Дверь поддалась со страшным скрипом, и Володька вошёл в помещение. Справа он увидел окно, закрытое крашеной фанерой с табличкой «Касса», две старые протёртые  лавочки и расписание автобуса с потускневшими буквами. Слева за деревянной решётчатой перегородкой находилось помещение с сочным названием – «Буфет». За стойкой этого буфета стояла пышная женщина в цветастом халате и белой шапочке на голове. Рядом с ней, спиной к Володьке, стояла другая женщина в платке, лицо которой Володька не мог разглядеть. Они о чём-то увлечённо разговаривали. Володька вошёл в этот самый буфет и стал молча разглядывать ассортимент.

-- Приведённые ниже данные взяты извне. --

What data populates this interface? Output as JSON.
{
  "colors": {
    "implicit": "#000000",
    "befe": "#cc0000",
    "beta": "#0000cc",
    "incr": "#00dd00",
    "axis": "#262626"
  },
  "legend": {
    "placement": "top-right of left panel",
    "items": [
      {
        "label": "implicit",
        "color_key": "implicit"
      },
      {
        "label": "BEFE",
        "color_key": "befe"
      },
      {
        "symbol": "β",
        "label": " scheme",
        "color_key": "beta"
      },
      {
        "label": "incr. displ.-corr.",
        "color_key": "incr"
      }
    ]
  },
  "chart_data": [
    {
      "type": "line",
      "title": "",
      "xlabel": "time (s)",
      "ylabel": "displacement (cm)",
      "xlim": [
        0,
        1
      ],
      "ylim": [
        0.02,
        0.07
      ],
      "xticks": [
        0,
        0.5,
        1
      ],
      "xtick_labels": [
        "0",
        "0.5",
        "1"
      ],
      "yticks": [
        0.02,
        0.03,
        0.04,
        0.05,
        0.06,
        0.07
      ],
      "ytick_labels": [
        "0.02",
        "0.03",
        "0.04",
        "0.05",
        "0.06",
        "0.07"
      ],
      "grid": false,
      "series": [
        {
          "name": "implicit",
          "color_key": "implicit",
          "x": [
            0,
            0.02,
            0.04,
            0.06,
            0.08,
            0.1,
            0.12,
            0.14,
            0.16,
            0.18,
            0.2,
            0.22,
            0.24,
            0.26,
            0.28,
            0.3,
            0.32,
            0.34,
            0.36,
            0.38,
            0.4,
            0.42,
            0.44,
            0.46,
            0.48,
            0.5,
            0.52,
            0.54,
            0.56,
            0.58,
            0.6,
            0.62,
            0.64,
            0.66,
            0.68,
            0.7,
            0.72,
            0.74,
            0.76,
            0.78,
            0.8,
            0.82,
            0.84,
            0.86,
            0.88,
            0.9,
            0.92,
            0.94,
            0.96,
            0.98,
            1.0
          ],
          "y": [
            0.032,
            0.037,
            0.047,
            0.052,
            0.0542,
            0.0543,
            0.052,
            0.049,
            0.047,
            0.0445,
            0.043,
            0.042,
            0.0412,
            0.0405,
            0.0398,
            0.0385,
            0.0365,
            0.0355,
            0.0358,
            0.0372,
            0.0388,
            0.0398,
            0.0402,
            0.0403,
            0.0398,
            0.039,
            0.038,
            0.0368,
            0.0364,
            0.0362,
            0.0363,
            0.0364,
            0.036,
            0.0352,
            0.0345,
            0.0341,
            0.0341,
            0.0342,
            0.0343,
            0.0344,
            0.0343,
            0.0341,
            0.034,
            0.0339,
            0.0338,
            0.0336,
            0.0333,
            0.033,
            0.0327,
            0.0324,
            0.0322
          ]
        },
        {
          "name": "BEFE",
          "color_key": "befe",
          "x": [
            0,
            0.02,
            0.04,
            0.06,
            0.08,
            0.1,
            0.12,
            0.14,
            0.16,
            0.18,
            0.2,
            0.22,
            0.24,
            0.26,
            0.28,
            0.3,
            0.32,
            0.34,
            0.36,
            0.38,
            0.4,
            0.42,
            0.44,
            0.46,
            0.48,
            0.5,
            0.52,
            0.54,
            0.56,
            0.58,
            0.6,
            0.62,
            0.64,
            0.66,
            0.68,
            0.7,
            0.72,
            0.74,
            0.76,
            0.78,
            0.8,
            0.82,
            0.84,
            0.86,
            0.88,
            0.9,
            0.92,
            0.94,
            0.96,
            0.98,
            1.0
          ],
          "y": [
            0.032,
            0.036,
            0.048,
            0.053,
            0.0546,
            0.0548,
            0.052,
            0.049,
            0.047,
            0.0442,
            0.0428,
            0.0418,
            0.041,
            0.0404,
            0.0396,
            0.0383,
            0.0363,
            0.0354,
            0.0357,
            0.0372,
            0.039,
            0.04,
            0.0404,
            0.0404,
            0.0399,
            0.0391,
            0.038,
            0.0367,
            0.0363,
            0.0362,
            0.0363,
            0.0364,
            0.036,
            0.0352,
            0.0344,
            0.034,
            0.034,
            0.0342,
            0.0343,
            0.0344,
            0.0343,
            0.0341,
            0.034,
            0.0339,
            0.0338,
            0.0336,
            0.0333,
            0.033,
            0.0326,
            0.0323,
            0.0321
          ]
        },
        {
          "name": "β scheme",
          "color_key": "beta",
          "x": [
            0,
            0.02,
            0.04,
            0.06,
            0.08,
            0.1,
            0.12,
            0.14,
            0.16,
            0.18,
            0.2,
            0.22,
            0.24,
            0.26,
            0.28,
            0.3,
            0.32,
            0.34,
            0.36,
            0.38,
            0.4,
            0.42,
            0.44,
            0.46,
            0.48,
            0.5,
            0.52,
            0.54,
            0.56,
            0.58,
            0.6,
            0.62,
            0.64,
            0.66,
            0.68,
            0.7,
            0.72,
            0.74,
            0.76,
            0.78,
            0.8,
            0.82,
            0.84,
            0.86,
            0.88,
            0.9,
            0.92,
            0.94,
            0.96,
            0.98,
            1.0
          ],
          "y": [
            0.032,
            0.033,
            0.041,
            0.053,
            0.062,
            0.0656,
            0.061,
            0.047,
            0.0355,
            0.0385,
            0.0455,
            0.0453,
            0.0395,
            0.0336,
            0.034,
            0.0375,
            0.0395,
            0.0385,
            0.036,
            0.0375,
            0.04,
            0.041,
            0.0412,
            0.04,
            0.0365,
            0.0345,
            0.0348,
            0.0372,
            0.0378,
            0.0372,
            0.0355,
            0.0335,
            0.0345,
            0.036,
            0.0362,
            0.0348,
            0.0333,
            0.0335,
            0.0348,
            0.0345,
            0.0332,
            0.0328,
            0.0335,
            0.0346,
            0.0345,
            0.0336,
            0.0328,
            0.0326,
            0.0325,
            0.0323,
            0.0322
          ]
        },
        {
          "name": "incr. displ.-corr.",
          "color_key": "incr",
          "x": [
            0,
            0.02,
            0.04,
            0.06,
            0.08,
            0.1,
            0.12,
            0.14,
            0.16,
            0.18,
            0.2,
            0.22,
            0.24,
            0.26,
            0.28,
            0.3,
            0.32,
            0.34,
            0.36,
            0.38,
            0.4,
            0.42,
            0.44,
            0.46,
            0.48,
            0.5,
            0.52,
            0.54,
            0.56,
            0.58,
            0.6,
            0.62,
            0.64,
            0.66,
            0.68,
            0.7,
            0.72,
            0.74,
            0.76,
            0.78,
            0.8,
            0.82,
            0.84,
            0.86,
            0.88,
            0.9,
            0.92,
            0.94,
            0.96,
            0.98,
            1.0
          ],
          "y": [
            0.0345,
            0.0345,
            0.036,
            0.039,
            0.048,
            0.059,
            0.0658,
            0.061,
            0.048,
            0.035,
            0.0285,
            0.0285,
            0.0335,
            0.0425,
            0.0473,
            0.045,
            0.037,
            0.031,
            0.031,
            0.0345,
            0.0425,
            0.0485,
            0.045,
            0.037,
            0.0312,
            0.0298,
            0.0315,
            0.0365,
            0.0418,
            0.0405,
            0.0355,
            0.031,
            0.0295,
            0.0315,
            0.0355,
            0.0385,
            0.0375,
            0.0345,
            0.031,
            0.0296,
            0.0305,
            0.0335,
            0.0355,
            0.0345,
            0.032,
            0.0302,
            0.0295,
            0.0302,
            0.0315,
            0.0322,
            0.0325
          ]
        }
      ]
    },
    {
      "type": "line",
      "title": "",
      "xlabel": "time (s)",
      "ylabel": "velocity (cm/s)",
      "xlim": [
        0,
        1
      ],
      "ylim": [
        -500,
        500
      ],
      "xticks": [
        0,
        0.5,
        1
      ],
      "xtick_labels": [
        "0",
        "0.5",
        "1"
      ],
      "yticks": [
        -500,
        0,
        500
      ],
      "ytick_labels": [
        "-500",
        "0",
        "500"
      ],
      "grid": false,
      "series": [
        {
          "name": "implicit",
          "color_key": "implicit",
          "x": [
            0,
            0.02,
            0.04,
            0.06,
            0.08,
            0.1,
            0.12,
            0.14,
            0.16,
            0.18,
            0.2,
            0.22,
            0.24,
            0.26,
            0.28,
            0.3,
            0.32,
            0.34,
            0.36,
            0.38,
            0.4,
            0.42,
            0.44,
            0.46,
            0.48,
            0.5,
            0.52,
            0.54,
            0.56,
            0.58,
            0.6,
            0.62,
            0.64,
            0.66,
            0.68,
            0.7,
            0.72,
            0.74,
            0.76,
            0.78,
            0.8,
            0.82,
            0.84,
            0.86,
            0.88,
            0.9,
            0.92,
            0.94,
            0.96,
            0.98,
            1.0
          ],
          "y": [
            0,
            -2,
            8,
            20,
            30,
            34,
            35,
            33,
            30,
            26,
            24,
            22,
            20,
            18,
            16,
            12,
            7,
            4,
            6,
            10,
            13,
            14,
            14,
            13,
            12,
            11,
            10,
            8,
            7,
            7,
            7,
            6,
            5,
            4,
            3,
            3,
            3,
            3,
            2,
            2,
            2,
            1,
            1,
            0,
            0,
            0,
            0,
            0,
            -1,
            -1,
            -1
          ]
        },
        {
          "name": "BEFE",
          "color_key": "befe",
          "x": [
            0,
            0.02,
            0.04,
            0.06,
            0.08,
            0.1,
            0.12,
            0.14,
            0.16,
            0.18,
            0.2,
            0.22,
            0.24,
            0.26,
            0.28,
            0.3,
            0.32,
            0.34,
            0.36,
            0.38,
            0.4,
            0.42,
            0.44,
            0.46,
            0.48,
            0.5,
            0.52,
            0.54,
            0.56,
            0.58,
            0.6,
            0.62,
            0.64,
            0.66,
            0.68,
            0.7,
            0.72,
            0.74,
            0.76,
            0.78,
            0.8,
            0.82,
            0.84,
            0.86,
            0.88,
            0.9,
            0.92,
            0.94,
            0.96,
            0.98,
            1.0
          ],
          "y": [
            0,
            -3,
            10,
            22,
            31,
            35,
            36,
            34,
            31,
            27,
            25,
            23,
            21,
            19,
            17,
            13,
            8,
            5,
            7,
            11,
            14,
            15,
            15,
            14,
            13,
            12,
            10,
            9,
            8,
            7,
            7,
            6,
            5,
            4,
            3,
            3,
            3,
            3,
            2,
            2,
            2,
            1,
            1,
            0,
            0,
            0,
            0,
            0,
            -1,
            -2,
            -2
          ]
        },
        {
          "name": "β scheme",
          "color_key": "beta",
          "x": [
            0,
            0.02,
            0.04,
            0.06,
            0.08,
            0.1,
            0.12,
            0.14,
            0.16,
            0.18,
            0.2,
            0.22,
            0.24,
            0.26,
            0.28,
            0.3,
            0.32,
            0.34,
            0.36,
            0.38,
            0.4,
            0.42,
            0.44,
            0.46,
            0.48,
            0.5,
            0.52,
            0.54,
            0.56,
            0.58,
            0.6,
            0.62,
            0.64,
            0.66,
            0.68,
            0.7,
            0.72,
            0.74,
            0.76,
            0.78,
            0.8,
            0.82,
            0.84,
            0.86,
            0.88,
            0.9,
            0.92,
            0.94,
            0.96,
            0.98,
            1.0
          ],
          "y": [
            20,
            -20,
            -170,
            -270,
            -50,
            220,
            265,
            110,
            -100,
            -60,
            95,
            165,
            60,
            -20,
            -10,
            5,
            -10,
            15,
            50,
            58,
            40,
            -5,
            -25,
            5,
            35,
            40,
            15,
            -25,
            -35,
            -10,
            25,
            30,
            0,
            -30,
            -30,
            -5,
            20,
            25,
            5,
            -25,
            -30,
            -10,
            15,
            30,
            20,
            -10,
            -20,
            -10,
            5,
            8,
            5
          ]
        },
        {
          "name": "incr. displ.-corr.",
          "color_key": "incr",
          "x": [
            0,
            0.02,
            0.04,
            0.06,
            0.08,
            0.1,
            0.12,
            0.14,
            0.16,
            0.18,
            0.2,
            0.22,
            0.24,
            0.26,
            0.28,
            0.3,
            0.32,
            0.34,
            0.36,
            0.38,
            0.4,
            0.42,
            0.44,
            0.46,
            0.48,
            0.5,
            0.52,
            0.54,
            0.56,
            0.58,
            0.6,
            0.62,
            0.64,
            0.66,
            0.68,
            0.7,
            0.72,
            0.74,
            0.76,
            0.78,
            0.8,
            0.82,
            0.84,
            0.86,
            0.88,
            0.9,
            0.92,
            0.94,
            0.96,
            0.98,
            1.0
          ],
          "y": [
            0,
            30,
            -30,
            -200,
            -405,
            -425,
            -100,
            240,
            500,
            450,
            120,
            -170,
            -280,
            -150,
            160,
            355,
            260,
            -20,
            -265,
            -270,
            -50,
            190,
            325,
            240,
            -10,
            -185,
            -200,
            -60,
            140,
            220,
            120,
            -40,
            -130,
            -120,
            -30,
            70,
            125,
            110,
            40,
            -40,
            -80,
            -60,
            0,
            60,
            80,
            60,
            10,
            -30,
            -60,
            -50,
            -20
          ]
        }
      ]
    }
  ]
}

– Кузьминична, а ты бы посоветовала ей мазь апизаратрон. У меня, когда так колени ломит, я натрусь, день-два – и проходит. А еще это может быть от прошедшего циклона. Влажность-то видишь, какая!
– Ой, Тань и не говори. Влажность. Да пробовала я эту апизаратрону. Мне Сорочиха предлагала. Не помогает. Видно, нужно в здравпункт идти. К фельшеру.  Да вот когда? Болеет он. Уже три дня.

Володька вслушивался  непроизвольно в разговор двух женщин. И продолжал осматривать нехитрый ассортимент буфета.
Морс «Долголетний» – 25 руб., котлета «Витаминная» – 40 руб., вода «Лечебная» – 20 руб., картофель «Бодрый» с сочной куриной грудкой «Здоровушка»...
– Да что ты? – буфетчица всплеснула руками. – А что у него?
– Говорят – гипертонический кризис.
– А кто же говорит-то?
– Да та же Сорочиха. Я её в аптеке встретила. Она у Машки консультировалась – какие таблетки выбрать от желудка. Долго они с Машкой выбирали, пока Сорочиха не решилась купить. У Машки тоже желудок, ты не знала? Ну, вот. Потом Сорочиха Машке и рассказала про фельшера. Зашла к нему, а он такой весь красный. И языком еле ворочает. Говорит, что пока не принимает, у него кризис.

Женщины продолжали разговор, вообще не замечая Володьку. Обсуждаемая тема поглотила их полностью.
– А как ты думаешь, если ему принимать энаприл, будет лучше? – буфетчица серьёзно взглянула на Кузьминичну.
– Не, навряд ли. Здесь ему нужно уколы нитропруссид натрия сделать. У Сорочихи год назад такое уже было. Уколами спаслась.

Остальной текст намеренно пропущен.